Novato High English teacher Mike Taber, who is an avid cryptocurrency user and believes it should be taught in schools, provided some insight on the topic.
“I would encourage people to talk about digital assets today because of the crypto part of it. Although they are cryptocurrencies, the idea of cryptology and money is not as discussed,” said Taber.
This content is stored digitally and the focal point of cryptocurrency is instantly transferring value globally with low fees without a bank or payment processor. Digital transfers are managed by an open software network, peer-to-peer, and not controlled by the government or any central authority. All transactions are securely encrypted and examined by a technology called blockchain.
When it comes to the blockchain, consumers have a digital transcript or a fingerprint transaction which creates transparency that has never existed before. It allows networks to maintain solidarity and confirm the transfer within funds that occur.
NFTs, Non-fungible tokens, are another form of digital asset. Unlimited representative collections of art, music, and video clips in jpeg (a single file format) are available to purchase and profit out of creating your own. Though it’s not a currency, it still uses blockchain technology to secure its database.
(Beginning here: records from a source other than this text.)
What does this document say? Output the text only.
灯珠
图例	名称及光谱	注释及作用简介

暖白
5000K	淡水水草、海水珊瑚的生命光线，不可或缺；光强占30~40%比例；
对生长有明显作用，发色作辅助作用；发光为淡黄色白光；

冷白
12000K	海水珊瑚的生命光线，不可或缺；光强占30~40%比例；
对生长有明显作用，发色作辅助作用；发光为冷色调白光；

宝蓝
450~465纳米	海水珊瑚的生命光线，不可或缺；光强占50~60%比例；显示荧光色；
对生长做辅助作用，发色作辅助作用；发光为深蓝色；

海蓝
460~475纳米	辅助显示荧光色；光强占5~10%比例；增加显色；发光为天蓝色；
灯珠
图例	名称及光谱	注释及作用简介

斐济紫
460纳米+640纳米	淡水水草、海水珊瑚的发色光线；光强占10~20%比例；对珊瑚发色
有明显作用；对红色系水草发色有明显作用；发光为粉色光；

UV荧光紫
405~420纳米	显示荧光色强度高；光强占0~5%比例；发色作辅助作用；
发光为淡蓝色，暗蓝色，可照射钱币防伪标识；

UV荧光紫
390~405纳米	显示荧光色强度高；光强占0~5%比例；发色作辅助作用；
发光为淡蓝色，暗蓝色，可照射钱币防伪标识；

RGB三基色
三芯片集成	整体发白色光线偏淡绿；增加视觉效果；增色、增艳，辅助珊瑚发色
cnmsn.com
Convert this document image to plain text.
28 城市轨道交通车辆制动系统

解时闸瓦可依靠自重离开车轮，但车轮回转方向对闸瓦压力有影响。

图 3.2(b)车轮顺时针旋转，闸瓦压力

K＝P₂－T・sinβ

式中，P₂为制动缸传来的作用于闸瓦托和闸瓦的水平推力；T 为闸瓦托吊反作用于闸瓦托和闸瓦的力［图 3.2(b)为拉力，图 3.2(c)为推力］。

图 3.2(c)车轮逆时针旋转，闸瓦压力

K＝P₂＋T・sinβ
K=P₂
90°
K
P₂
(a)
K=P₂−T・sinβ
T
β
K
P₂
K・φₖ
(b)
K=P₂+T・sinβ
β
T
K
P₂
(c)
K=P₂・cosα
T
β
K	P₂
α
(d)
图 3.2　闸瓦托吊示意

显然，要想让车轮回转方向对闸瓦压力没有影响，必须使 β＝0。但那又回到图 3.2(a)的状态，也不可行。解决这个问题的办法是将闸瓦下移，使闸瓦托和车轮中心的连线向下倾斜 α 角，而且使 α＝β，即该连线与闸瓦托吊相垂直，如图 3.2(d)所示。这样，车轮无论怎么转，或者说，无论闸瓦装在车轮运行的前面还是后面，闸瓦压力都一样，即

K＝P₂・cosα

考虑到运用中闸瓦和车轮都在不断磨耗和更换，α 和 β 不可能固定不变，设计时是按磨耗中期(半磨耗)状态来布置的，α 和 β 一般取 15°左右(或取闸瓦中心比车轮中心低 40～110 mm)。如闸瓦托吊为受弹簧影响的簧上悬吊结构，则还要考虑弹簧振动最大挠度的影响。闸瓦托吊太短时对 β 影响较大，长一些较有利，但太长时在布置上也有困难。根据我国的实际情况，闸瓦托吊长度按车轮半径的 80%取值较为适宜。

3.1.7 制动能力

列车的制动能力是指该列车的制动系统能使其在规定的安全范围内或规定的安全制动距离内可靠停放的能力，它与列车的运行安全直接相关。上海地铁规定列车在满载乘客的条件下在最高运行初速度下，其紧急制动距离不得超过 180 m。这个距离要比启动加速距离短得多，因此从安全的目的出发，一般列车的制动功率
NHS senior Christopher Perazzo shared his thoughts.
“Being a digital art student, I think I have an advantage over a lot of people doing NFTs. I think it’s crazy you can make thousands of dollars from just a simple jpeg,” said Perazzo.
This whole new aspect of the financial technology world seems like a foreign language to some. Many people don’t understand how to navigate through crypto education and are unsure of the possibilities that lie ahead. You cannot take college classes in digital assets yet, although some new programs are popping up in development at MIT and Harvard.
For the most part, kids are being raised without the full scope of financial knowledge, causing many to go into debt. Simply taking out loans to go to college or buying a home and getting a traditional job with a paycheck is not the only option for the 21st century.
Will Carlson, a senior at Novato High, offered his viewpoint.
“Cryptocurrency is the future of the US economy. It should be taught in schools. I think it will be a very important part of people’s money decisions later in life and it’s a good skill to know how to do,” he said.
Cryptocurrencies’ value comes from people buying and selling the currency itself. Crypto is prominent and not going to fade away so investing in it can help investors build wealth and become extremely profitable.
Taber further discussed the future of digital assets.
“Moving towards a decentralized internet, anyone with a cellphone is able to tap into an uncensored or unrestricted world wide web. That unrestricted worldwide web is going to run on digital currency. By the time the kids that are reading this are parents themselves, the story of digital assets will have changed greatly,” he said.